Une équipe de recherche de l’Université Carleton et de l’Université de Montréal vient de publier des résultats d’analyse démontrant que certains cosmétiques et produits de soins personnels étiquetés comme ayant des composants fluorés contiennent également des PFAS et que ces «produits chimiques éternels» ne figurent pas nécessairement dans la liste des ingrédients. 
 
«Bien que les PFAS les plus préoccupants ne soient plus utilisés dans de nombreux produits de beauté, dans certains cas, ils ont été remplacés par d'autres classes de PFAS dont les conséquences sur la santé et l'environnement restent inconnues», souligne Sébastien Sauvé, professeur au Département de chimie de l’Université de Montréal et coauteur de l’étude. 

Une étude récente a révélé que des cosmétiques aux États-Unis et au Canada contiennent encore ces substances, mais on ne savait pas si ces composés se trouvaient dans les produits de soins personnels comme les crèmes, les nettoyants pour le corps, les shampoings et les crèmes à raser.  

La professeure Amy Rand, de l’Université Carleton, et ses collègues ont donc voulu examiner une variété de produits de beauté qui répertoriaient des composants fluorés dans leurs formulations pour détecter la présence de PFAS. 
 
En 2020 et 2021, l'équipe a acheté 38 de ces produits de beauté de marques connues vendus dans les commerces canadiens et en ligne qui contenaient des composés organofluorés et les a analysés à la recherche de types plus anciens de PFAS.  

Présents dans le contenant, mais pas toujours dans la liste des ingrédients

Tous les échantillons présentaient des niveaux mesurables de PFAS, mais certains des composés décelés n'étaient pas répertoriés comme ingrédients dans les produits. Les niveaux mis au jour dans les produits de soins personnels étaient généralement plus faibles que dans les cosmétiques. L'équipe a constaté que deux fonds de teint, étiquetés avec des termes analogues à hydrofuge, avaient des niveaux élevés de PFAS. Dans l'un d'entre eux, ces composés se comptaient même par milliers de parties par million, un niveau qui dépasse la règlementation canadienne proposée sur les PFAS.  

Plus de 200 types de PFAS dans le rituel beauté quotidien des Canadiens

Poussant plus loin ses analyses, l’équipe a sélectionné un sous-ensemble d'articles achetés dont l’analyse a révélé plus de 200 autres PFAS, y compris les classes émergentes qui remplacent les anciens composés.  

Une classe émergente – les acides perfluoroalkylcarboxyliques remplacés par un monohydrogène – a été relevée dans 30 % des produits du sous-ensemble dans des proportions allant de moins de une partie par milliard à des centaines.

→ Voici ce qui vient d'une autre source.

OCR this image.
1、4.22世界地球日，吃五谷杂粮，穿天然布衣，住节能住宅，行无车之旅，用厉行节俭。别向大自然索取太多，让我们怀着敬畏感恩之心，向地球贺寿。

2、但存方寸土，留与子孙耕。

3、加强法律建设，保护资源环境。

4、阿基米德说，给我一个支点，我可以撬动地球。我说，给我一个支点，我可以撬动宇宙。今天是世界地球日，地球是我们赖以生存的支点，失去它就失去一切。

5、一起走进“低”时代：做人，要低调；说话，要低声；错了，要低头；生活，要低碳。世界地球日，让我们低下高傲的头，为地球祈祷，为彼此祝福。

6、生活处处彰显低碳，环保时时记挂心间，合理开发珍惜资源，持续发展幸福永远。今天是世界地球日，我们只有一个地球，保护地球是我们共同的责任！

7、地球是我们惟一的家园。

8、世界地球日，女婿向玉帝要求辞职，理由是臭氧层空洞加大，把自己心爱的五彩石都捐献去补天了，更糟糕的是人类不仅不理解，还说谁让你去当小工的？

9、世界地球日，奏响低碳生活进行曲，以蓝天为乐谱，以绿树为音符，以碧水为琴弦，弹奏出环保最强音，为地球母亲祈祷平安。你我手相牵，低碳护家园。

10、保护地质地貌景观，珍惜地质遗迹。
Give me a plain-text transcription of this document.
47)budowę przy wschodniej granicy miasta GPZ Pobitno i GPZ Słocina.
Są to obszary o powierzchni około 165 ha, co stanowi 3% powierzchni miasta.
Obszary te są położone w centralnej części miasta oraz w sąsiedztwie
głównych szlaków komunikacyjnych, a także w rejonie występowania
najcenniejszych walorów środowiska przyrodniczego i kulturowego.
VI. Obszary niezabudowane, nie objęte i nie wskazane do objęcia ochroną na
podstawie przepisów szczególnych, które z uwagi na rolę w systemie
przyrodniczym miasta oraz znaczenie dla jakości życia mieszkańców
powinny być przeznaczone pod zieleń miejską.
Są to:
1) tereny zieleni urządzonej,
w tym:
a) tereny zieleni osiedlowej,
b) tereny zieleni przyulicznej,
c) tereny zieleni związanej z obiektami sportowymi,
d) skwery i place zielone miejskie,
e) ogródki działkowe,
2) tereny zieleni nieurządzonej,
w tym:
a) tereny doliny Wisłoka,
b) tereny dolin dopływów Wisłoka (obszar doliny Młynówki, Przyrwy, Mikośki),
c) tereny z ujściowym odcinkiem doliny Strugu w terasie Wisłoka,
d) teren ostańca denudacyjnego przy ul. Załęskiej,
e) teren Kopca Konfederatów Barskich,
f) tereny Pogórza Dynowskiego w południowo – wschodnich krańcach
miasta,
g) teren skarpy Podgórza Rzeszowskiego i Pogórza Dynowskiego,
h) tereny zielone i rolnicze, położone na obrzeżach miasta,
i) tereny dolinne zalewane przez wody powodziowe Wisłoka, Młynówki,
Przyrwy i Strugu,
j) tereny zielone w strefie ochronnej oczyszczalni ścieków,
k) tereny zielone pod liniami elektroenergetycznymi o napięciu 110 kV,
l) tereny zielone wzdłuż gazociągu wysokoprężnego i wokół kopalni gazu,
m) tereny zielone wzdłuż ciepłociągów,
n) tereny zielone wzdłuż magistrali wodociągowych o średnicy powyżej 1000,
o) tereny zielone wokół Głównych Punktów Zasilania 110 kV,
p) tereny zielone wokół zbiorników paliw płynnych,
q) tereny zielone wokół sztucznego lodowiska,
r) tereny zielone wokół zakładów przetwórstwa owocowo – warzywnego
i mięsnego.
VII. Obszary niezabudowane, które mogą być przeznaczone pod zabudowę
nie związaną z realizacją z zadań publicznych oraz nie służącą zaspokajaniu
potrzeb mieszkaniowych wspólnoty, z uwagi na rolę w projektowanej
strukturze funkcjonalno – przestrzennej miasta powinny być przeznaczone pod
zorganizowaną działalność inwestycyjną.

Au cours de cette analyse, l’équipe de recherche a également découvert une variété de PFAS de structure différente qui ne semblait pas être liée aux PFAS initialement ajoutés aux produits, ce qui pourrait être le résultat du vieillissement des produits ou de la contamination par des impuretés dans les matières premières.  

Ces résultats mettent en lumière la diversité des PFAS et leur présence avérée dans certains cosmétiques et produits de soins personnels actuellement vendus au Canada. Toutefois, des travaux supplémentaires sont nécessaires pour comprendre d'où proviennent les PFAS inattendus.  

À propos de cette étude

L’article «Targeted and Suspect Screening of Per- and Polyfluoroalkyl Substances in Cosmetics and Personal Care Products», par Keegan J. Harris, Gabriel Munoz, Vivian Woo, Sébastien Sauvé et Amy A. Rand, a été publié le 30 septembre 2022 dans la revue Environmental Science & Technology de l’American Chemical Society. doi: 10.1021/acs.est.2c02660. 

L’étude a été financée par des subventions à la découverte du Conseil de recherches en sciences naturelles et en génie du Canada et du Fonds des leaders John-R.-Evans de la Fondation canadienne pour l'innovation et par le Fonds de recherche du Québec – Nature et technologies.